2) İnce, “CHP’de Atatürk düşmanları var!” dedi ama altını doldur(a)madı! Yeni bir tartışma açmak için yazmıyorum ama Muharrem Bey, bu satırların yazarı, CHP’li bir Milletvekili makam odasından “Artık yeni şeyler söylemek lazım!” diyerek Atatürk’ün fotoğrafını indirdiğini yazdığımda…

Önce CNN TÜRK ekranlarına çıkarak “Talat Atilla doğruyu söylüyor!” dedi.

Daha sonra kendisini aradığım da “Evet, Atatürk’ün fotoğrafı indirildi konuşması yapıldığında ben de oradaydım. Haberin doğru” diye bana açıklama yaptı. Yurt Gazetesi’de manşetten bu haberi yayınladı ama daha sonra bu konuyla ilgili o günden bu yana tek bir açıklama yap(a)madı!

3) CHP’den kendi kadrosu dahil, bir çok “Atatürkçü tasfiye ediliyor” iddialarına karşı bir değerlendirme yap(a)madı!

4) Benim haberimde yeri göğü yıkan medyanın, İnce’nin “Ben gitmedim ama Beştepe’ye giden bir CHP’li var. Genel Başkan Yardımcısıydı. Şimdi bu görevde değil.” şeklindeki ifadesini görmezden gelmesini akıl, vicdan ya da basın etiğine sığdıran var mı?

5) İnce’nin, Rahmi Turan’a atfen “Talat Atilla beni oyuna getirdi!” sözleri bizzat Rahmi Turan tarafından yalanlandığı gibi, Turan “Gerekirse mahkemede İnce’nin doğru söylemediğine şahitlik yaparım” dedi. Bana yönelik linç kampanyasını başlatan da İnce’nin doğru olmayan bu sözleri oldu! Bu sözlerine İnce halen bir düzeltme yapmadı!

6) Muharrem İnce “Beştepe’ye ben gitmedim ama giden bir genel başkan yardımcısı var” cümlesini neden vaktiyle ilk “Beştepe’ye giden CHP’li” gündemi döneminde değil de şimdi -tam da kopuş sürecinde- itiraf ediyor!

7) Bana basın tarihinde görülmemiş bir şekilde “Hadi kaynağını açıkla! Yalancı, kimse çıkmadı!” diyen medya, İnce’ye karşı “Kim bu genel başkan yardımcısı? Açıkla!” diyemiyor!

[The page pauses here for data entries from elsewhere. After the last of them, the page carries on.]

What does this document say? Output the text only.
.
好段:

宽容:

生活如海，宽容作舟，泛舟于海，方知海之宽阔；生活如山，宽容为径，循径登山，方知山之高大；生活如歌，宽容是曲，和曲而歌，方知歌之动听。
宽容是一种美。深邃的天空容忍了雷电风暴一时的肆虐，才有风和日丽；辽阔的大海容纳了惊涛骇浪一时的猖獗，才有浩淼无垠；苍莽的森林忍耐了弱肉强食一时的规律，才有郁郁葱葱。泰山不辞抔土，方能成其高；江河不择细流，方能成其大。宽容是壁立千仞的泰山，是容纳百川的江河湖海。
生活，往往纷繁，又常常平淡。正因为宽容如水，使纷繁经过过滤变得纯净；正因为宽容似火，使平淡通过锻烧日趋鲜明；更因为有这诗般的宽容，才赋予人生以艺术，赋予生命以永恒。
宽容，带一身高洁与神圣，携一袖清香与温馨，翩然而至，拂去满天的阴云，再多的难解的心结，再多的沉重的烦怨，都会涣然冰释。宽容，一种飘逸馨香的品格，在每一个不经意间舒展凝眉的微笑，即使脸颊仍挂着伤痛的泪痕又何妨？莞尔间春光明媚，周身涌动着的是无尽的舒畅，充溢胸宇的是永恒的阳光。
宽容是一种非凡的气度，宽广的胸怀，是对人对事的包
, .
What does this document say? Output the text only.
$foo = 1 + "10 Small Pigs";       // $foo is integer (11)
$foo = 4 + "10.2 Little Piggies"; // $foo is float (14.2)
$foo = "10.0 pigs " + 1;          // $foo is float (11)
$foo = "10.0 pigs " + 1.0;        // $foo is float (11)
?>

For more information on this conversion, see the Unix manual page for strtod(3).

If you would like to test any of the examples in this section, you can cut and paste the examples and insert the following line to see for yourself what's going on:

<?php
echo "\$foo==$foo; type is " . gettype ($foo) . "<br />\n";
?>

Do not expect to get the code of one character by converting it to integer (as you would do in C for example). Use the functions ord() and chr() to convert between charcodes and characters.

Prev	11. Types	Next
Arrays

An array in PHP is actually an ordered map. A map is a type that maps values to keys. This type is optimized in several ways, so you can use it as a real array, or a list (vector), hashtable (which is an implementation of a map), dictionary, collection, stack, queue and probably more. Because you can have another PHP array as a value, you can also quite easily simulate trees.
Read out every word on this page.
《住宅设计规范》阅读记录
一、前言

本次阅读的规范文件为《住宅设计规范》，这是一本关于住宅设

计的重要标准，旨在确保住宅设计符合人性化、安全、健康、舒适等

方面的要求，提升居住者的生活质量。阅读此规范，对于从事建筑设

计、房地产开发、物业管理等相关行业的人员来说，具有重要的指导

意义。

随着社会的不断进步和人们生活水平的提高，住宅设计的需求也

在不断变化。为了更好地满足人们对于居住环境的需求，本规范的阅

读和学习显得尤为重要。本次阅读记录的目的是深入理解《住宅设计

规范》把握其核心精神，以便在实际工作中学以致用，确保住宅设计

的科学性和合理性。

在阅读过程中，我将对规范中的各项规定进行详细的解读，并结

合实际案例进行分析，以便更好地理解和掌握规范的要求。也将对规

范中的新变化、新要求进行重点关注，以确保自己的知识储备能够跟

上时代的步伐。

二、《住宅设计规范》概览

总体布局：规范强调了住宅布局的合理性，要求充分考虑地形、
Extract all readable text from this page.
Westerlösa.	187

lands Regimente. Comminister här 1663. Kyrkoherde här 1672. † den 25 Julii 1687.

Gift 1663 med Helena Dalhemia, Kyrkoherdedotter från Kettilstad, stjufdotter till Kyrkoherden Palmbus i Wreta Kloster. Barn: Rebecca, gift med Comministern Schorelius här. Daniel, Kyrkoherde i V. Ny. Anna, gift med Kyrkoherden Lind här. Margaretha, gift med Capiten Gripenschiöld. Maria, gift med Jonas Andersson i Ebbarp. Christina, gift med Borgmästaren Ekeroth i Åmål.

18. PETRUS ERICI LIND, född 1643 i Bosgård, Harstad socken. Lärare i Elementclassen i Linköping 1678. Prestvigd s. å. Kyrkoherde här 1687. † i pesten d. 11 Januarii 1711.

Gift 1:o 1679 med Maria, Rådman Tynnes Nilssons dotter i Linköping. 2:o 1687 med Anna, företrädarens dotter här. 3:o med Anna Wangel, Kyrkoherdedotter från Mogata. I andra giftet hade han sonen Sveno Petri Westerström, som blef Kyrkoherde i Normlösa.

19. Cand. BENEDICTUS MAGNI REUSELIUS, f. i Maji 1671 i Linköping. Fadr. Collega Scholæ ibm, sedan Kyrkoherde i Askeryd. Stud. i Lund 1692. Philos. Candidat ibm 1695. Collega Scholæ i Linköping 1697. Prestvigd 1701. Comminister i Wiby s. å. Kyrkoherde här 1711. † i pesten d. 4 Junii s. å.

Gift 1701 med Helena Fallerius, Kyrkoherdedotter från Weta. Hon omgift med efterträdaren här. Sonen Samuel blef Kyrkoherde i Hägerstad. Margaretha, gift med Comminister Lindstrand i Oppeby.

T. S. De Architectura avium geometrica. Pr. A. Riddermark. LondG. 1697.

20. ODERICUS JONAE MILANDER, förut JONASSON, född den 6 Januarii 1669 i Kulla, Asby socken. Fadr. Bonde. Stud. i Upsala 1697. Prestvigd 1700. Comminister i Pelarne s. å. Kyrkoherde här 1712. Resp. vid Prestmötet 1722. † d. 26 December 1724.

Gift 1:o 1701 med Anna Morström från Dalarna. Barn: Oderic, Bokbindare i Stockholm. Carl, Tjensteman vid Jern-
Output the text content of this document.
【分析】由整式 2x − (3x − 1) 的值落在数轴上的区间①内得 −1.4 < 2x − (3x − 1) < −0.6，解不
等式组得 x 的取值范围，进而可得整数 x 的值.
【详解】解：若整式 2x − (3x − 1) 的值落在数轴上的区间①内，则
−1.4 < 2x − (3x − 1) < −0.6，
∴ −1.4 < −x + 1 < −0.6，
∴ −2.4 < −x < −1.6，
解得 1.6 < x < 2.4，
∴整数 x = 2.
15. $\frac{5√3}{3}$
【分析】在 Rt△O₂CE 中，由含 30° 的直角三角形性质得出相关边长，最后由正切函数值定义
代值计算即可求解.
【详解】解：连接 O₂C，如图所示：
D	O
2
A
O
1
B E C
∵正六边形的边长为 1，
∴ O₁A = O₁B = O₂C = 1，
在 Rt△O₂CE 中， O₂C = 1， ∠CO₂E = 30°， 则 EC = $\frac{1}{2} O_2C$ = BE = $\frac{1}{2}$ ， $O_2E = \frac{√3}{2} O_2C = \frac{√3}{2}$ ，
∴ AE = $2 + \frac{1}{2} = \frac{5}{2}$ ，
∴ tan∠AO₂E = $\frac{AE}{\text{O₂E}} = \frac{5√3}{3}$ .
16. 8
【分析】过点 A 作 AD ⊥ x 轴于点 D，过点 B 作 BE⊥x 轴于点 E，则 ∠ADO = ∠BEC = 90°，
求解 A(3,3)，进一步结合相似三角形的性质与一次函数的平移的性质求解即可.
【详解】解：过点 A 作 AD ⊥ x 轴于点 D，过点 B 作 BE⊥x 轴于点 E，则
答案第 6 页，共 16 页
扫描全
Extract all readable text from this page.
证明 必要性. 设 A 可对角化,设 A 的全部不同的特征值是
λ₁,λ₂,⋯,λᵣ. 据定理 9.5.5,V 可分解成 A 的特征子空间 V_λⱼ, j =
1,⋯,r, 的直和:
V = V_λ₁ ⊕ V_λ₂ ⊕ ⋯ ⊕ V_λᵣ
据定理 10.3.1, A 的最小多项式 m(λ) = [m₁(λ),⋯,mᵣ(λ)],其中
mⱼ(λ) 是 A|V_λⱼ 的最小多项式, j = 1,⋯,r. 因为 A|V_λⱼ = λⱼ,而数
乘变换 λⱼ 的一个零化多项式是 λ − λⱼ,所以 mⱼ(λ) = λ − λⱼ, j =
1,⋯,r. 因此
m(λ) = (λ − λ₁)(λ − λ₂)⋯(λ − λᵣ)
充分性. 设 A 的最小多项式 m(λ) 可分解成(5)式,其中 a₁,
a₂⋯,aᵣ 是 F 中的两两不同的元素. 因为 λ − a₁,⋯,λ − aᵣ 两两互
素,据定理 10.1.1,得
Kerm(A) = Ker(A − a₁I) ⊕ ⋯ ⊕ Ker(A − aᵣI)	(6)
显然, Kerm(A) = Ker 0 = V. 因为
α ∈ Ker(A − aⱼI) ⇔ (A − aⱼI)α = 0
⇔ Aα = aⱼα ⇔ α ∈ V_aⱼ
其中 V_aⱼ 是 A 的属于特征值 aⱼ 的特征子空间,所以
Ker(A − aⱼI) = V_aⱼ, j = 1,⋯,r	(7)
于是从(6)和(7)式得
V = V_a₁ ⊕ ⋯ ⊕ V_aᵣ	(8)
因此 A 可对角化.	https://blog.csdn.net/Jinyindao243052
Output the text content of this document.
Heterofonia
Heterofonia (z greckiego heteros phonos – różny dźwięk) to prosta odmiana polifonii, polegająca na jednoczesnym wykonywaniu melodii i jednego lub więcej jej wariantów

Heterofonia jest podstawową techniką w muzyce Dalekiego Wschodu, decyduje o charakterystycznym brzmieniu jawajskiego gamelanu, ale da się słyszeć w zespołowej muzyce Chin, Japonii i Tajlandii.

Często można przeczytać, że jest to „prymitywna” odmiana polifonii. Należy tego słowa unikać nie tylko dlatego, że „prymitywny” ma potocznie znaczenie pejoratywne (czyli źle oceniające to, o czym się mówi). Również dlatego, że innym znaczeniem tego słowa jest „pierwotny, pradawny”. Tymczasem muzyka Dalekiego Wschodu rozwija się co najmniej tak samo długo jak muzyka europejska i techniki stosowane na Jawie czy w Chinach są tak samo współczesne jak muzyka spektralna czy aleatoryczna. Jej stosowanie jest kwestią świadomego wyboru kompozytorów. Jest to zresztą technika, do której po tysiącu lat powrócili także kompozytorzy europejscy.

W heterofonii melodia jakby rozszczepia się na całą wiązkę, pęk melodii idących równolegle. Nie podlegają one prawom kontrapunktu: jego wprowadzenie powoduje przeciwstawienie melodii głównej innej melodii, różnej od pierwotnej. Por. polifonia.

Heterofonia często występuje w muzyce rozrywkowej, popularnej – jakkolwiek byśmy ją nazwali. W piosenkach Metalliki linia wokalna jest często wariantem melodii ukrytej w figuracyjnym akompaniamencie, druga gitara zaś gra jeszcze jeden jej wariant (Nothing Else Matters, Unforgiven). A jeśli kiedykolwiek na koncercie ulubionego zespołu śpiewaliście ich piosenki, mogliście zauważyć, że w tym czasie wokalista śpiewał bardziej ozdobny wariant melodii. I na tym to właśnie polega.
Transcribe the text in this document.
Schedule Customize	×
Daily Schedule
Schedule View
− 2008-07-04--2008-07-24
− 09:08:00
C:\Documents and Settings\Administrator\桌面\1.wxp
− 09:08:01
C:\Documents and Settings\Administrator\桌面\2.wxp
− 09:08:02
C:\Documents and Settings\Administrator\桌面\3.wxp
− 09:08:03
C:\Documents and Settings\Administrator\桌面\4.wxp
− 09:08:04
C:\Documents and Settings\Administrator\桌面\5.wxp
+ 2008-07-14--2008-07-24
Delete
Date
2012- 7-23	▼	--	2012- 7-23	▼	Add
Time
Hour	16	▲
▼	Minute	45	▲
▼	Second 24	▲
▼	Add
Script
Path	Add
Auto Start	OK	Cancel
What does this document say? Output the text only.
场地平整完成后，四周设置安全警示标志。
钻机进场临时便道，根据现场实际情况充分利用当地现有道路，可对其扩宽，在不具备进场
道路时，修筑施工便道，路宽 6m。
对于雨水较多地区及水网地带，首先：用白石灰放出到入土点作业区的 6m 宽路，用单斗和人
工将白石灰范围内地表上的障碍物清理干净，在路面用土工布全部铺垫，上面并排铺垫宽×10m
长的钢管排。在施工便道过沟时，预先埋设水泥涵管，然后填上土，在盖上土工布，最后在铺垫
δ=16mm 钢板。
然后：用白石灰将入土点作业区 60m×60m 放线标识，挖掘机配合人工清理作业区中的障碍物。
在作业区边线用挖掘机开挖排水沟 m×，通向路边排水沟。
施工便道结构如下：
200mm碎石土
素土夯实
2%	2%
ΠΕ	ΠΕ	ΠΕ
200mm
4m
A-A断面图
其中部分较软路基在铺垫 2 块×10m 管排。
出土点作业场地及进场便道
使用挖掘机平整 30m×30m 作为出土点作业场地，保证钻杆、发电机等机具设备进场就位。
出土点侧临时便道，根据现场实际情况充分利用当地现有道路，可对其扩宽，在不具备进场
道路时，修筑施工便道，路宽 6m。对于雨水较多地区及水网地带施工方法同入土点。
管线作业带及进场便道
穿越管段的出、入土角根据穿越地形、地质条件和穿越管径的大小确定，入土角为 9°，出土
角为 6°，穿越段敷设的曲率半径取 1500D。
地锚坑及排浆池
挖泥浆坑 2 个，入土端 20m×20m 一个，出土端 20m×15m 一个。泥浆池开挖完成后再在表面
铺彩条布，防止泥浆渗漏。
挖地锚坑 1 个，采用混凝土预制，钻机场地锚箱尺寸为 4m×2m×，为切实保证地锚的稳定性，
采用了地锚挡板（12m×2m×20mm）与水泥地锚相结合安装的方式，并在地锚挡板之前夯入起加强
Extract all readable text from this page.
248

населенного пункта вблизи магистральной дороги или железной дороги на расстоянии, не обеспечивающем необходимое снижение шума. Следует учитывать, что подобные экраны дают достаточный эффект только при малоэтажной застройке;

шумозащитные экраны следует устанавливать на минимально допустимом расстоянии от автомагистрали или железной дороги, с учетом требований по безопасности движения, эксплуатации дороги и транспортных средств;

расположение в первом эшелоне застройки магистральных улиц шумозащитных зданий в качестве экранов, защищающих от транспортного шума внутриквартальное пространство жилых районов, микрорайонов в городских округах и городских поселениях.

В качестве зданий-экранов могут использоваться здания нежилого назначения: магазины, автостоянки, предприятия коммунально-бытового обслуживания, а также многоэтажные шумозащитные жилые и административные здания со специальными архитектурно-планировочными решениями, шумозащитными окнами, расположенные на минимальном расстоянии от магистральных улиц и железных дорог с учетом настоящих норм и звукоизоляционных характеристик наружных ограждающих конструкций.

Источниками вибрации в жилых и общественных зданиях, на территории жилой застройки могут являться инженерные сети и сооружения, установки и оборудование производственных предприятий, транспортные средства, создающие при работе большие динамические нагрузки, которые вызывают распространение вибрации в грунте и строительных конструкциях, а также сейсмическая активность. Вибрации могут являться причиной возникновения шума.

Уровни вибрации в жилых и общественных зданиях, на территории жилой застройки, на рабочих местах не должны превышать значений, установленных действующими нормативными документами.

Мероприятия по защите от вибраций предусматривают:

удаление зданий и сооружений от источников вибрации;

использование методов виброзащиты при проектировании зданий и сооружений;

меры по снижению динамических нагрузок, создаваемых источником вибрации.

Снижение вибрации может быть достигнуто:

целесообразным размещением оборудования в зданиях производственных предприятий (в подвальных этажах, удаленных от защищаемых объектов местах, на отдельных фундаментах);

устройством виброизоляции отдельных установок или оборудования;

8) Sadece bir olguyu haberleştiren gazeteciyi, haber doğru mu, değil mi diye en azından zamana bırakarak…

Ya da en azından ihtiyatlı yaklaşarak eleştirmekyorumlamak varken, sağcı/solcu neredeyse tüm gazeteci ve siyasetçilerin tek koro halinde yalanlaması/linç girişimi ve hedef göstermesi nedendi?

9) Beştepe’ye CHP lideri de çıkmıştır, diğer liderler de. Devlet Başkanlığı makamı çıkılmayacak, hiç çıkılmayan bir makam mı? Aynı gazeteciler, adeta Beştepe’yi çıkılamaz bir yer gibi göstererek bir yandan kriminalize ederken, (bilerek/bilmeyerek) diğer yandan neden bu satırların yazarını Beştepe, CHP, MHP, HDP ve hatta terör örgütlerine ısrarla hedef gösterdi? Bu hedef göstermeyi hangi gazeteciler ve siyasiler yönlendirdi? Türk medyası en azından bu süreçten sonra bu iç sorgulamasını yapmayacak mı? Şu basit sorudan başlanamaz mı?

Sayın İnce, siz değilse kim? Yoksa, birden fazla mı?” 

(Devlet Başkanının açıklamasına saygı göstererek, tüm süreci mahkemeye bırakmış bir gazeteci olarak bu yanıtlarım, Muharrem Beyin itham ve açıklamalarına karşı zorunlu meşru müdafaa hakkımdır.)